Como é o trabalho da Agência
Nacional Anti-Corrupção?
GUNNAR STETLER: Nosso foco principal é o suborno. Pode-se dizer que
o suborno, tanto na esfera pública como no setor privado, é um câncer para
qualquer sistema. Mesmo quando o valor do suborno é muito baixo, ele pode
influenciar uma licitação no valor de um bilhão de coroas suecas. No setor
público, é importante que as COMPRAS de bens e serviços sejam realizadas de
modo correto. A construção de um novo hospital, por exemplo, pode custar cerca
de 1,7 bilhão de coroas suecas (cerca de 260 milhões de dólares). Quando uma
agência do setor público lida com um contrato deste porte, é importante que
haja uma distância entre a empresa que vai construir o hospital e os
funcionários públicos que vão aprovar tal contrato. No meu ponto de vista, e
penso que a maioria das pessoas na Suécia concorda, é essencial que
funcionários públicos não aceitem ofertas ou presentes de nenhum tipo, mesmo os
de baixo valor.
Os suecos em geral parecem
realmente ter receio da regra que proíbe aceitar qualquer brinde ou presente
com valor acima de aproximadamente 400 coroas suecas.

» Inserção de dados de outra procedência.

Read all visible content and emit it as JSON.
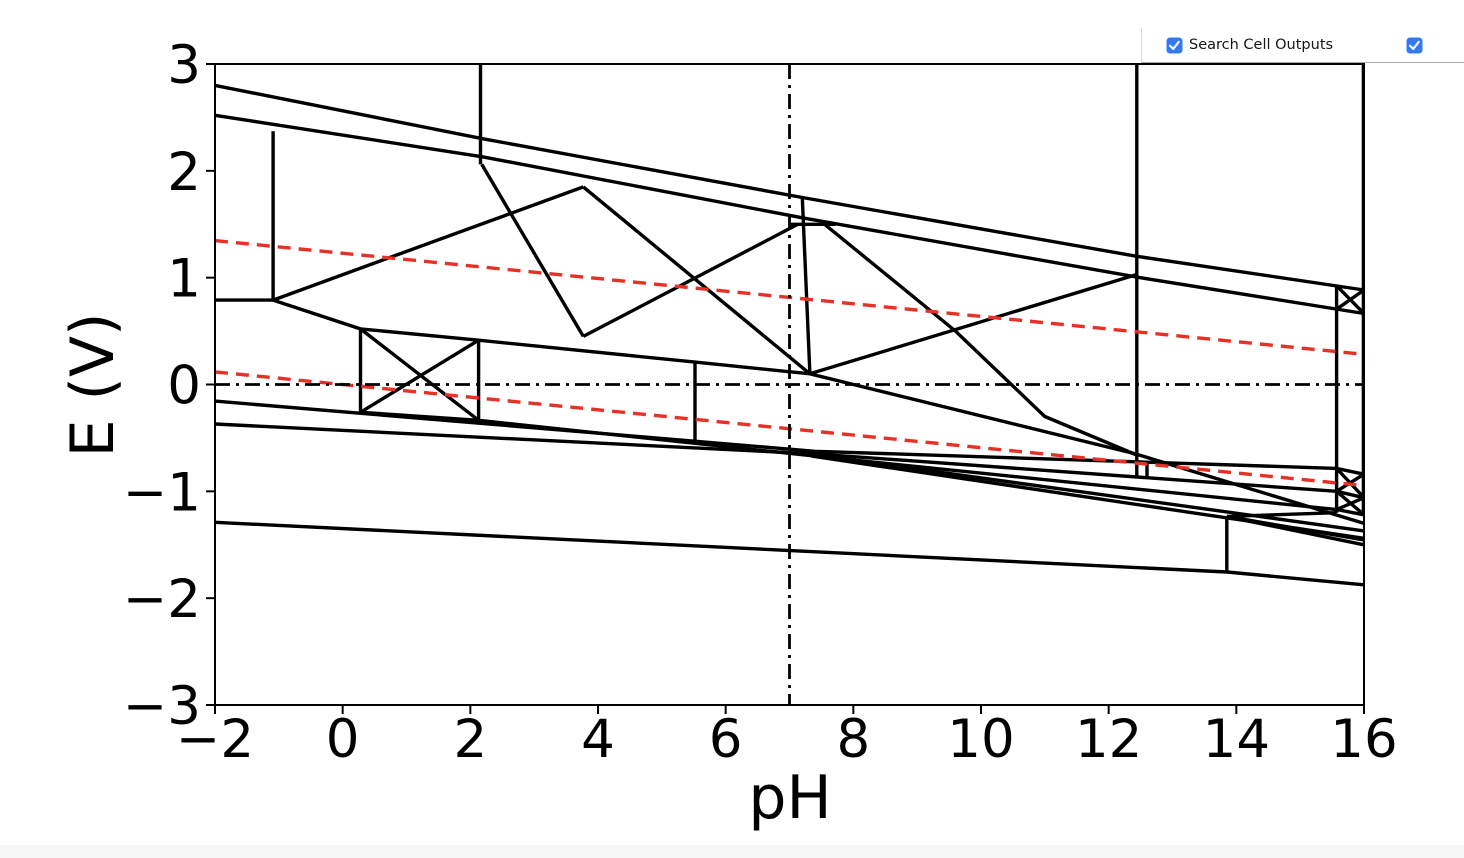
{
  "ui": {
    "search_panel": {
      "label": "Search Cell Outputs",
      "primary_checkbox_checked": true,
      "secondary_checkbox_checked": true,
      "accent_color": "#3478f6",
      "checkmark_color": "#ffffff"
    }
  },
  "chart_data": {
    "type": "line",
    "subtype": "pourbaix-diagram",
    "title": "",
    "xlabel": "pH",
    "ylabel": "E (V)",
    "xlim": [
      -2,
      16
    ],
    "ylim": [
      -3,
      3
    ],
    "grid": false,
    "legend": "none",
    "xticks": {
      "values": [
        -2,
        0,
        2,
        4,
        6,
        8,
        10,
        12,
        14,
        16
      ],
      "labels": [
        "−2",
        "0",
        "2",
        "4",
        "6",
        "8",
        "10",
        "12",
        "14",
        "16"
      ]
    },
    "yticks": {
      "values": [
        3,
        2,
        1,
        0,
        -1,
        -2,
        -3
      ],
      "labels": [
        "3",
        "2",
        "1",
        "0",
        "−1",
        "−2",
        "−3"
      ]
    },
    "colors": {
      "solid": "#000000",
      "water": "#e63226",
      "guide": "#000000"
    },
    "series": [
      {
        "name": "top-boundary-1",
        "style": "solid",
        "points": [
          [
            -2,
            2.8
          ],
          [
            2.2,
            2.3
          ],
          [
            7.2,
            1.75
          ],
          [
            12.44,
            1.2
          ],
          [
            16,
            0.885
          ]
        ]
      },
      {
        "name": "top-boundary-2",
        "style": "solid",
        "points": [
          [
            -2,
            2.52
          ],
          [
            2.2,
            2.13
          ],
          [
            7.2,
            1.56
          ],
          [
            12.44,
            1.005
          ],
          [
            16,
            0.665
          ]
        ]
      },
      {
        "name": "vertical-ph2.16",
        "style": "solid",
        "points": [
          [
            2.16,
            3
          ],
          [
            2.16,
            2.06
          ]
        ]
      },
      {
        "name": "vertical-ph-1.09",
        "style": "solid",
        "points": [
          [
            -1.09,
            2.37
          ],
          [
            -1.09,
            0.79
          ]
        ]
      },
      {
        "name": "horizontal-left-0.79",
        "style": "solid",
        "points": [
          [
            -2,
            0.79
          ],
          [
            -1.09,
            0.79
          ]
        ]
      },
      {
        "name": "rising-to-peak",
        "style": "solid",
        "points": [
          [
            -1.09,
            0.79
          ],
          [
            3.77,
            1.85
          ]
        ]
      },
      {
        "name": "steep-drop-from-2.16",
        "style": "solid",
        "points": [
          [
            2.18,
            2.06
          ],
          [
            3.77,
            0.45
          ]
        ]
      },
      {
        "name": "peak-descent",
        "style": "solid",
        "points": [
          [
            3.77,
            1.85
          ],
          [
            7.32,
            0.1
          ]
        ]
      },
      {
        "name": "rise-to-ph7",
        "style": "solid",
        "points": [
          [
            3.77,
            0.45
          ],
          [
            7.13,
            1.5
          ]
        ]
      },
      {
        "name": "short-shelf-1.5",
        "style": "solid",
        "points": [
          [
            7.02,
            1.5
          ],
          [
            7.72,
            1.5
          ]
        ]
      },
      {
        "name": "long-descent-ph7.5-12.4",
        "style": "solid",
        "points": [
          [
            7.55,
            1.5
          ],
          [
            9.6,
            0.5
          ],
          [
            11.0,
            -0.3
          ],
          [
            12.42,
            -0.655
          ]
        ]
      },
      {
        "name": "ascent-ph7.3-12.4",
        "style": "solid",
        "points": [
          [
            7.32,
            0.1
          ],
          [
            12.44,
            1.03
          ]
        ]
      },
      {
        "name": "near-vertical-ph7.2",
        "style": "solid",
        "points": [
          [
            7.2,
            1.75
          ],
          [
            7.32,
            0.1
          ]
        ]
      },
      {
        "name": "ridge-line",
        "style": "solid",
        "points": [
          [
            -1.09,
            0.79
          ],
          [
            0.28,
            0.52
          ],
          [
            2.13,
            0.415
          ],
          [
            5.52,
            0.21
          ],
          [
            7.32,
            0.1
          ]
        ]
      },
      {
        "name": "left-box-left-edge",
        "style": "solid",
        "points": [
          [
            0.28,
            0.52
          ],
          [
            0.28,
            -0.26
          ]
        ]
      },
      {
        "name": "left-box-right-edge",
        "style": "solid",
        "points": [
          [
            2.13,
            0.415
          ],
          [
            2.13,
            -0.335
          ]
        ]
      },
      {
        "name": "left-box-diagonal-1",
        "style": "solid",
        "points": [
          [
            0.28,
            0.52
          ],
          [
            2.13,
            -0.335
          ]
        ]
      },
      {
        "name": "left-box-diagonal-2",
        "style": "solid",
        "points": [
          [
            0.28,
            -0.26
          ],
          [
            2.13,
            0.415
          ]
        ]
      },
      {
        "name": "vertical-ph5.52",
        "style": "solid",
        "points": [
          [
            5.52,
            0.21
          ],
          [
            5.52,
            -0.555
          ]
        ]
      },
      {
        "name": "gentle-descent-from-ph7.3",
        "style": "solid",
        "points": [
          [
            7.32,
            0.1
          ],
          [
            12.42,
            -0.65
          ],
          [
            16,
            -1.3
          ]
        ]
      },
      {
        "name": "bundle-line-1",
        "style": "solid",
        "points": [
          [
            -2,
            -0.155
          ],
          [
            7.4,
            -0.625
          ],
          [
            15.57,
            -0.785
          ],
          [
            16,
            -0.84
          ]
        ]
      },
      {
        "name": "bundle-line-2",
        "style": "solid",
        "points": [
          [
            -2,
            -0.37
          ],
          [
            7.4,
            -0.65
          ],
          [
            15.57,
            -1.0
          ],
          [
            16,
            -1.06
          ]
        ]
      },
      {
        "name": "bundle-line-3",
        "style": "solid",
        "points": [
          [
            0.28,
            -0.26
          ],
          [
            2.13,
            -0.335
          ],
          [
            7.4,
            -0.67
          ],
          [
            15.57,
            -1.17
          ],
          [
            16,
            -1.22
          ]
        ]
      },
      {
        "name": "bundle-line-4",
        "style": "solid",
        "points": [
          [
            7.35,
            -0.655
          ],
          [
            16,
            -1.37
          ]
        ]
      },
      {
        "name": "bundle-line-5",
        "style": "solid",
        "points": [
          [
            7.35,
            -0.67
          ],
          [
            16,
            -1.44
          ]
        ]
      },
      {
        "name": "vertical-ph12.44",
        "style": "solid",
        "points": [
          [
            12.44,
            3
          ],
          [
            12.44,
            -0.875
          ]
        ]
      },
      {
        "name": "thin-box-left-edge-ph12.6",
        "style": "solid",
        "points": [
          [
            12.6,
            -0.73
          ],
          [
            12.6,
            -0.875
          ]
        ]
      },
      {
        "name": "vertical-ph15.57",
        "style": "solid",
        "points": [
          [
            15.57,
            0.925
          ],
          [
            15.57,
            -1.2
          ]
        ]
      },
      {
        "name": "vertical-ph15.99",
        "style": "solid",
        "points": [
          [
            15.99,
            3
          ],
          [
            15.99,
            -1.22
          ]
        ]
      },
      {
        "name": "right-top-box-diagonal-1",
        "style": "solid",
        "points": [
          [
            15.57,
            0.925
          ],
          [
            16,
            0.665
          ]
        ]
      },
      {
        "name": "right-top-box-diagonal-2",
        "style": "solid",
        "points": [
          [
            15.57,
            0.705
          ],
          [
            16,
            0.885
          ]
        ]
      },
      {
        "name": "right-boxA-diagonal-1",
        "style": "solid",
        "points": [
          [
            15.57,
            -0.785
          ],
          [
            16,
            -1.06
          ]
        ]
      },
      {
        "name": "right-boxA-diagonal-2",
        "style": "solid",
        "points": [
          [
            15.57,
            -1.0
          ],
          [
            16,
            -0.84
          ]
        ]
      },
      {
        "name": "right-boxB-diagonal-1",
        "style": "solid",
        "points": [
          [
            15.57,
            -1.0
          ],
          [
            16,
            -1.22
          ]
        ]
      },
      {
        "name": "right-boxB-diagonal-2",
        "style": "solid",
        "points": [
          [
            15.57,
            -1.17
          ],
          [
            16,
            -1.06
          ]
        ]
      },
      {
        "name": "step-line",
        "style": "solid",
        "points": [
          [
            13.85,
            -1.235
          ],
          [
            15.57,
            -1.2
          ]
        ]
      },
      {
        "name": "vertical-ph13.85",
        "style": "solid",
        "points": [
          [
            13.85,
            -1.235
          ],
          [
            13.85,
            -1.755
          ]
        ]
      },
      {
        "name": "step-descent-1",
        "style": "solid",
        "points": [
          [
            13.85,
            -1.235
          ],
          [
            16,
            -1.455
          ]
        ]
      },
      {
        "name": "step-descent-2",
        "style": "solid",
        "points": [
          [
            13.95,
            -1.25
          ],
          [
            16,
            -1.5
          ]
        ]
      },
      {
        "name": "bottom-boundary",
        "style": "solid",
        "points": [
          [
            -2,
            -1.29
          ],
          [
            13.85,
            -1.755
          ],
          [
            16,
            -1.875
          ]
        ]
      },
      {
        "name": "o2-water-line",
        "style": "water",
        "points": [
          [
            -2,
            1.347
          ],
          [
            16,
            0.283
          ]
        ]
      },
      {
        "name": "h2-water-line",
        "style": "water",
        "points": [
          [
            -2,
            0.118
          ],
          [
            16,
            -0.946
          ]
        ]
      },
      {
        "name": "guide-e0",
        "style": "guide",
        "points": [
          [
            -2,
            0
          ],
          [
            16,
            0
          ]
        ]
      },
      {
        "name": "guide-ph7",
        "style": "guide",
        "points": [
          [
            7,
            3
          ],
          [
            7,
            -3
          ]
        ]
      }
    ]
  }
}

GUNNAR STETLER: Em geral, nenhum funcionário público ou privado na
Suécia é autorizado a aceitar brindes ou presentes acima de 300 ou no máximo
400 coroas (entre cerca de 46 e 60 dólares). Na minha posição, não posso
aceitar nada.
Nada?
GUNNAR STETLER: Não. Nem mesmo um café com wienerbröd (tipo de pão
doce sueco). E não acho que políticos ou funcionários públicos na Suécia
aceitam, em geral, o que é considerado como suborno real, ou seja, grandes
subornos.
Não acontece?
GUNNAR STETLER: Pode acontecer, mas não é normal. A questão é
definir o que é considerado como um suborno. Para alguns, aceitar um convite
para jantar ou passar o fim de semana em um resort não configura um suborno.

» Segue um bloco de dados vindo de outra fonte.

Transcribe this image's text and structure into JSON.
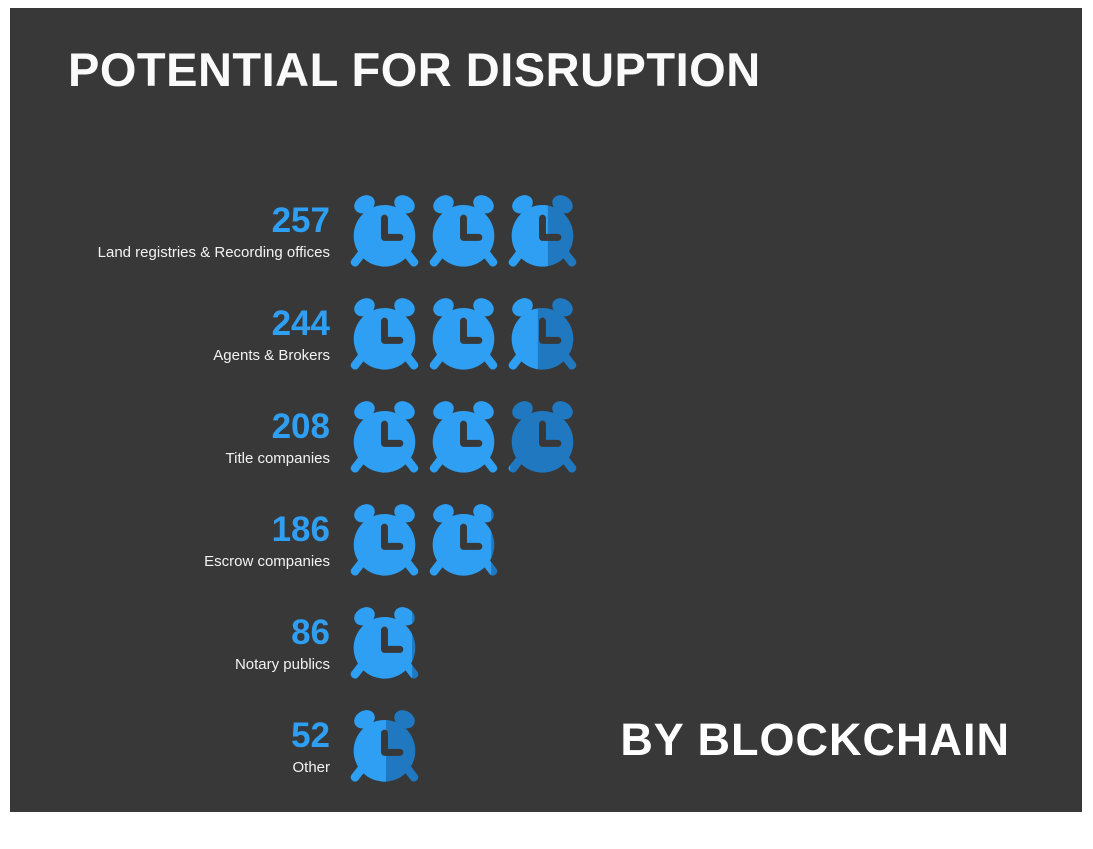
{
  "colors": {
    "background": "#383838",
    "accent": "#2e9ff2",
    "accent_dark": "#1f78c0",
    "text": "#ffffff"
  },
  "chart_data": {
    "type": "bar",
    "subtype": "pictogram",
    "icon": "alarm-clock-icon",
    "icon_unit": 100,
    "title": "POTENTIAL FOR DISRUPTION",
    "annotation": "BY BLOCKCHAIN",
    "categories": [
      "Land registries & Recording offices",
      "Agents & Brokers",
      "Title companies",
      "Escrow companies",
      "Notary publics",
      "Other"
    ],
    "values": [
      257,
      244,
      208,
      186,
      86,
      52
    ],
    "xlabel": "",
    "ylabel": "",
    "legend": "none",
    "grid": "off"
  }
}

Mas na Suécia, convites deste tipo caracterizam de fato um suborno.
Principalmente para aqueles que trabalham no setor público.
Aceitar
um convite para jantar pode então ser considerado um crime?
GUNNAR STETLER: Na minha opinião, uma pessoa ou empresa privada não
pode convidar um funcionário público para jantar, se há um negócio envolvido
entre as duas partes.
Qual é o seu melhor conselho
para um país como o Brasil se tornar uma sociedade mais limpa?
GUNNAR STETLER: É preciso compreender que esta é uma tarefa que não
pode ser cumprida em 24 horas. Para combater a corrupção, é necessário
implementar um sistema de ampla transparência dos poderes estatais, aumentar o
nível de educação da população em geral, e promover a igualdade social. A
educação é o princípio básico do que chamamos na Suécia de jämlikheten (a
igualdade social). E este é também um fator importante na prevenção da
corrupção. Parece-me que o Brasil é um país com enormes desigualdades sociais.
Qual a importância da igualdade
social neste processo?
GUNNAR STETLER: Se uma pessoa tem que lutar diariamente por sua
sobrevivência, para ter acesso a alimentação, escolas e hospitais, a questão do
combate à corrupção na sociedade certamente não estará entre seus principais
interesses. Mas quando uma pessoa se sente parte da sociedade à qual pertence,
passa a não aceitar os abusos do poder.